Right then Brew No2 is under way. It’s an amber ale from this lot and was started on Nov 5th.
This was a two can kit. The malt and sugar were already mixed together in the two tins and there were packs of yeast and hops
The instructions said warm the tins in hot water so they would pour easier.
Look here they are having a nice warm bath in the kitchen sink.
Here’s one ready for some easy pouring.
After being easily poured into the plastic bucket they had boiling water poured on, after a bit of vigorous stirring cold water was added and when the temp was between 18-23 degrees a quick gravity reading was taken, then the hops and yeast were added.
Well bugger me sideways but I only took pics of the yeast/hops packets and the contents were a bit different to what I was expecting and there’s no pics.
Now me wee yeasties looked like yeast but the hops had been reduced to a white powder, rather like the Bolivian marching powder some of me old chums back in London used to shove up their noses at weekends, although it was supposedly Goldings hop powder, hmmmmm.
So anyway I bunged it all in the bucket put the lid and airlock bubble thingy on and waited for something to happen. Well my suspicions about the Bolivian connection were increased because after only a few hours – as opposed to a few days with the last brew, me wee yeasties were off on one, they were having a right party, bubbles everywhere there was.
After a couple of days the party was over, the poor wee things were pooped, no more bubbles and it was also time for another gravity reading.

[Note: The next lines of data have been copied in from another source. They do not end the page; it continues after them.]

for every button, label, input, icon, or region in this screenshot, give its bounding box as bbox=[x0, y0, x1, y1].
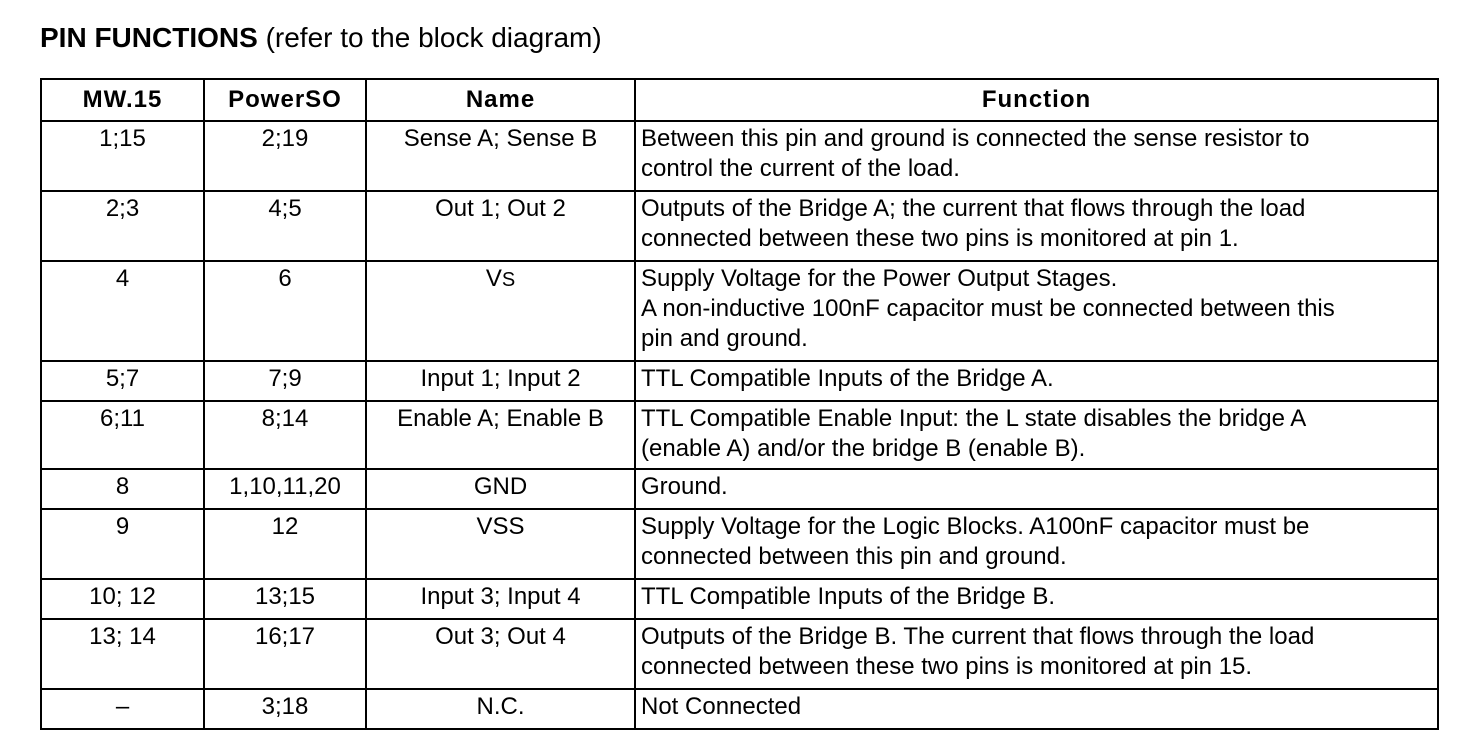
cell-name: Input 1; Input 2 bbox=[365, 360, 636, 402]
cell-function: Between this pin and ground is connected… bbox=[634, 120, 1439, 192]
cell-powerso: 13;15 bbox=[203, 578, 367, 620]
function-line: TTL Compatible Inputs of the Bridge A. bbox=[641, 365, 1054, 392]
function-line: A non-inductive 100nF capacitor must be … bbox=[641, 295, 1335, 322]
cell-name: Enable A; Enable B bbox=[365, 400, 636, 470]
cell-name: GND bbox=[365, 468, 636, 510]
cell-powerso: 3;18 bbox=[203, 688, 367, 730]
cell-powerso: 16;17 bbox=[203, 618, 367, 690]
table-row: 8 1,10,11,20 GND Ground. bbox=[40, 468, 1439, 510]
cell-powerso: 1,10,11,20 bbox=[203, 468, 367, 510]
cell-mw15: 6;11 bbox=[40, 400, 205, 470]
cell-powerso: 6 bbox=[203, 260, 367, 362]
pin-functions-table: MW.15 PowerSO Name Function 1;15 2;19 Se… bbox=[40, 78, 1439, 730]
cell-mw15: 2;3 bbox=[40, 190, 205, 262]
cell-function: Outputs of the Bridge B. The current tha… bbox=[634, 618, 1439, 690]
function-line: TTL Compatible Enable Input: the L state… bbox=[641, 405, 1307, 432]
header-name: Name bbox=[365, 78, 636, 122]
cell-function: Supply Voltage for the Power Output Stag… bbox=[634, 260, 1439, 362]
cell-powerso: 7;9 bbox=[203, 360, 367, 402]
table-row: 4 6 VS Supply Voltage for the Power Outp… bbox=[40, 260, 1439, 362]
cell-mw15: 13; 14 bbox=[40, 618, 205, 690]
table-row: 10; 12 13;15 Input 3; Input 4 TTL Compat… bbox=[40, 578, 1439, 620]
cell-powerso: 8;14 bbox=[203, 400, 367, 470]
cell-powerso: 4;5 bbox=[203, 190, 367, 262]
header-function: Function bbox=[634, 78, 1439, 122]
function-line: Outputs of the Bridge A; the current tha… bbox=[641, 195, 1306, 222]
header-mw15: MW.15 bbox=[40, 78, 205, 122]
cell-mw15: 1;15 bbox=[40, 120, 205, 192]
cell-function: Ground. bbox=[634, 468, 1439, 510]
cell-name: Input 3; Input 4 bbox=[365, 578, 636, 620]
cell-name: Sense A; Sense B bbox=[365, 120, 636, 192]
function-line: connected between these two pins is moni… bbox=[641, 653, 1253, 680]
cell-function: Supply Voltage for the Logic Blocks. A10… bbox=[634, 508, 1439, 580]
heading-note: (refer to the block diagram) bbox=[265, 22, 602, 53]
function-line: pin and ground. bbox=[641, 325, 808, 352]
cell-mw15: – bbox=[40, 688, 205, 730]
function-line: Supply Voltage for the Logic Blocks. A10… bbox=[641, 513, 1310, 540]
cell-name: Out 3; Out 4 bbox=[365, 618, 636, 690]
function-line: Supply Voltage for the Power Output Stag… bbox=[641, 265, 1118, 292]
table-row: 13; 14 16;17 Out 3; Out 4 Outputs of the… bbox=[40, 618, 1439, 690]
cell-name: VS bbox=[365, 260, 636, 362]
table-row: – 3;18 N.C. Not Connected bbox=[40, 688, 1439, 730]
table-row: 6;11 8;14 Enable A; Enable B TTL Compati… bbox=[40, 400, 1439, 470]
function-line: connected between this pin and ground. bbox=[641, 543, 1067, 570]
function-line: (enable A) and/or the bridge B (enable B… bbox=[641, 435, 1086, 462]
header-powerso: PowerSO bbox=[203, 78, 367, 122]
cell-powerso: 2;19 bbox=[203, 120, 367, 192]
cell-function: TTL Compatible Inputs of the Bridge A. bbox=[634, 360, 1439, 402]
cell-name: Out 1; Out 2 bbox=[365, 190, 636, 262]
function-line: Between this pin and ground is connected… bbox=[641, 125, 1310, 152]
cell-name: VSS bbox=[365, 508, 636, 580]
page-heading: PIN FUNCTIONS (refer to the block diagra… bbox=[40, 20, 602, 56]
cell-function: Outputs of the Bridge A; the current tha… bbox=[634, 190, 1439, 262]
cell-function: TTL Compatible Inputs of the Bridge B. bbox=[634, 578, 1439, 620]
heading-title: PIN FUNCTIONS bbox=[40, 22, 258, 53]
cell-powerso: 12 bbox=[203, 508, 367, 580]
function-line: connected between these two pins is moni… bbox=[641, 225, 1239, 252]
cell-name: N.C. bbox=[365, 688, 636, 730]
cell-mw15: 4 bbox=[40, 260, 205, 362]
table-header-row: MW.15 PowerSO Name Function bbox=[40, 78, 1439, 122]
function-line: Outputs of the Bridge B. The current tha… bbox=[641, 623, 1315, 650]
cell-mw15: 9 bbox=[40, 508, 205, 580]
cell-mw15: 8 bbox=[40, 468, 205, 510]
function-line: TTL Compatible Inputs of the Bridge B. bbox=[641, 583, 1055, 610]
table-row: 1;15 2;19 Sense A; Sense B Between this … bbox=[40, 120, 1439, 192]
function-line: Ground. bbox=[641, 473, 728, 500]
function-line: Not Connected bbox=[641, 693, 802, 720]
cell-function: TTL Compatible Enable Input: the L state… bbox=[634, 400, 1439, 470]
table-row: 2;3 4;5 Out 1; Out 2 Outputs of the Brid… bbox=[40, 190, 1439, 262]
name-subscript: S bbox=[501, 269, 516, 291]
function-line: control the current of the load. bbox=[641, 155, 960, 182]
cell-mw15: 5;7 bbox=[40, 360, 205, 402]
name-main: V bbox=[485, 265, 502, 292]
table-row: 5;7 7;9 Input 1; Input 2 TTL Compatible … bbox=[40, 360, 1439, 402]
cell-mw15: 10; 12 bbox=[40, 578, 205, 620]
table-row: 9 12 VSS Supply Voltage for the Logic Bl… bbox=[40, 508, 1439, 580]
cell-function: Not Connected bbox=[634, 688, 1439, 730]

Well not being too happy with suspect looking ‘hops’ it was off to the homebrew shop and I bought a packet of vacuum packed hops to add, to try a process called dry hopping – this link will explain what that is all about http://beersmith.com/blog/2008/05/21/dry-hopping-enhanced-hops-aroma/
Now these looked like hops, none of this white powder M’larkey. In they went and hopefully in a few days time the brew will be ready to barrel.